The most thought-provoking scientific meeting I went to in 2015 was Emergent Quantum Mechanics, organised in Vienna by Gerhard Groessing. This is the go-to place if you’re interested in whether quantum mechanics dooms us to a universe (or multiverse) that can be causal or local but not both, or whether we might just make sense of it after all. The big new theme was emergent global correlation. What is this, and why does it matter?
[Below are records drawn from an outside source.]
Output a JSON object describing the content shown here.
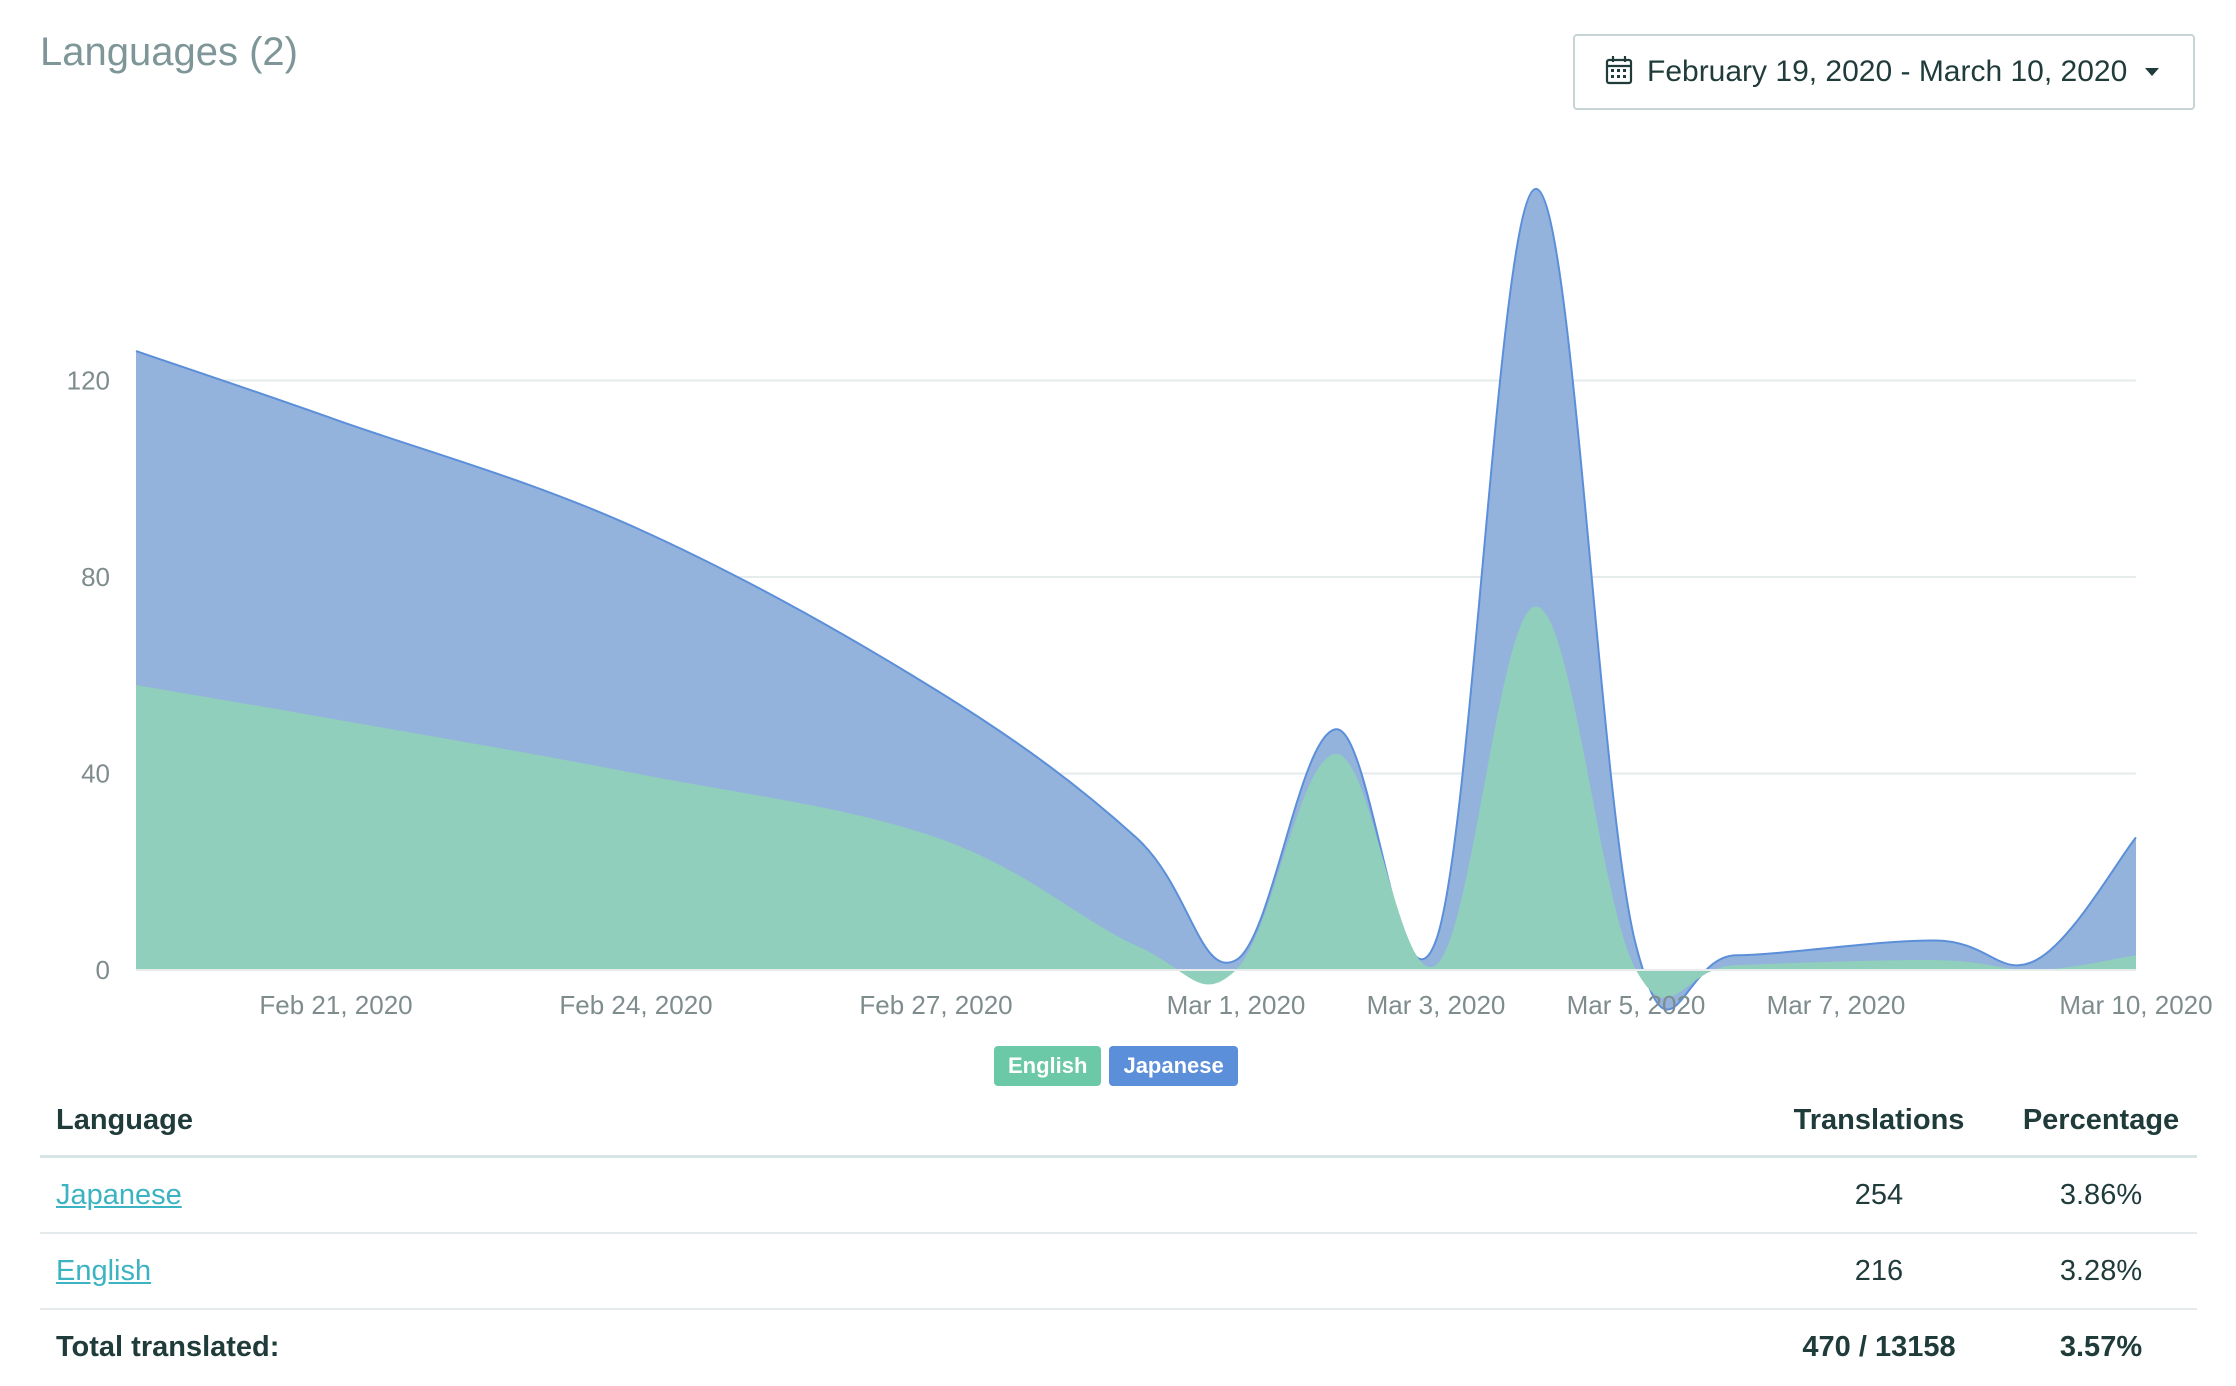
{
  "header": {
    "title": "Languages (2)",
    "date_range": "February 19, 2020 - March 10, 2020"
  },
  "colors": {
    "english": "#8fcfbb",
    "japanese": "#94b3dc",
    "english_badge": "#6cc9a7",
    "japanese_badge": "#5b8fd9",
    "line": "#5b8fd9"
  },
  "chart_data": {
    "type": "area",
    "stacked": true,
    "x": [
      "Feb 19, 2020",
      "Feb 21, 2020",
      "Feb 24, 2020",
      "Feb 27, 2020",
      "Feb 29, 2020",
      "Mar 1, 2020",
      "Mar 2, 2020",
      "Mar 3, 2020",
      "Mar 4, 2020",
      "Mar 5, 2020",
      "Mar 6, 2020",
      "Mar 8, 2020",
      "Mar 9, 2020",
      "Mar 10, 2020"
    ],
    "x_days": [
      0,
      2,
      5,
      8,
      10,
      11,
      12,
      13,
      14,
      15,
      16,
      18,
      19,
      20
    ],
    "series": [
      {
        "name": "English",
        "values": [
          58,
          51,
          40,
          27,
          5,
          0,
          44,
          1,
          74,
          0,
          1,
          2,
          0,
          3
        ]
      },
      {
        "name": "Japanese",
        "values": [
          68,
          61,
          50,
          30,
          22,
          2,
          5,
          5,
          85,
          5,
          2,
          4,
          2,
          24
        ]
      }
    ],
    "x_ticks": [
      "Feb 21, 2020",
      "Feb 24, 2020",
      "Feb 27, 2020",
      "Mar 1, 2020",
      "Mar 3, 2020",
      "Mar 5, 2020",
      "Mar 7, 2020",
      "Mar 10, 2020"
    ],
    "x_tick_days": [
      2,
      5,
      8,
      11,
      13,
      15,
      17,
      20
    ],
    "y_ticks": [
      0,
      40,
      80,
      120
    ],
    "ylim": [
      0,
      160
    ],
    "grid": true,
    "legend": "bottom-center"
  },
  "legend": {
    "english": "English",
    "japanese": "Japanese"
  },
  "table": {
    "headers": {
      "language": "Language",
      "translations": "Translations",
      "percentage": "Percentage"
    },
    "rows": [
      {
        "language": "Japanese",
        "translations": "254",
        "percentage": "3.86%"
      },
      {
        "language": "English",
        "translations": "216",
        "percentage": "3.28%"
      }
    ],
    "total": {
      "label": "Total translated:",
      "translations": "470 / 13158",
      "percentage": "3.57%"
    }
  }
}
The core problem of quantum foundations is the Bell tests. In 1935, Einstein, Podolsky and Rosen noted that if you measured one of a pair of particles that shared the same quantum mechanical wave function then this would immediately affect what could be measured about the other, even if it were some distance away. Einstein held that this “spooky action at a distance” was ridiculous, so quantum mechanics must be incomplete. This was the most cited paper in physics for decades. In 1964 the Irish physicist John Bell proved that if particle behavior were explained by hidden local variables, their effects would have to satisfy an inequality that would be broken in some circumstances by quantum mechanical behavior. In 1974, Clauser, Horne, Shimony, and Holt proved a related theorem that limits the correlation between the polarization of two photons, assuming that this polarization is carried entirely by and within them. Freedman and Clauser showed this was violated experimentally, followed by Aspect, Zeilinger and many others. These “Bell tests” convince many physicists that reality must be weird; maybe non-local, non-causal, or even involving multiple universes.
For example, it’s possible to entangle photon A with photon B, then B with C, then C with D, and measure that A and D are correlated, despite the fact that they didn’t exist at the same time. Does this mean that when I measure D, some mysterious influence reaches backward in time to A? The math doesn’t let me use this to send a message backwards in time to order the murder of my great-grandfather (the no-signalling theorem becomes a kind of “no-tardis theorem”) but such experiments are still startlingly counterintuitive.
At EMQM15, a number of people advanced models according to which quantum phenomena emerge from a combination of local action and global correlation. As the Nobel prizewinner Gerard ‘t Hooft put it in his keynote talk, John Bell assumed that spacelike correlations are insignificant, and this isn’t necessarily so. In Gerard’s model, reality is information, processed by a cellular automaton fabric operating at the Planck scale, and fundamental particles are virtual particles—like Conway’s gliders but in three dimensions. In a version he presented at the previous EMQM event in 2013, the fabric is regular and its existence many break gauge invariance just enough to provide the needed long-range correlation. The problem was that the Lorentz group is open, which seemed to prevent the variables in the automata being bitstrings of finite length. In his new version, the automata are randomly distributed. This was inspired by an idea of Steven Hawking’s on balancing the information flows into and out of black holes.
In a second class of emergence models, the long-range order comes from an underlying thermodynamics. Gerhard Groessing has a model in which long-range order emerges from subquantum statistical physics; Ariel Caticha has a model with a similar flavor, which derives quantum mechanics as entropic dynamics. Ana Maria Cetto looks to the zero-point field and sets out to characterise active zero-point field modes that sustain entangled states. Bei-Lok Hu adds a stochastic term to semiclassical gravity, whose effect after renormalisation is nonlocal dissipation with colored noise.
There are others. The quantum crypto pioneer Nicolas Gisin has a new book on quantum chance in which he suggests that the solution might be nonlocal randomness: a random event that can manifest itself at several locations. My own suspicion is that it might be something less colorful; perhaps the quantum vacuum just has an order parameter, like a normal superfluid or superconductor. If you want long-range order that interacts with quantum systems, we have quite a few examples and analogues to play with.
But whether you think the quantum vacuum is God’s computer, God’s bubble bath, or even God’s cryptographic keystream generator, there’s suddenly a sense this year of excitement and progress, of ideas coming together, of the prospect that we might just possibly be able to replace magic with mechanism.
There may be a precedent. For about forty years after Galileo, physics was a free-for-all. The old Ptolemaic certainties had been shot away and philosophers’ imaginations ran wild. Perhaps it would be possible, some said, to fly to America in eight hours in a basket carried by swans? Eventually, Newton wrote the Principia and spoiled all the fun. Theoretical physics has been stuck for the past forty years, and imaginations have been running wild once more. Multiple universes that let stuff travel backwards in time without causing a paradox? Or perhaps it’s time for something new to come along and spoil the fun.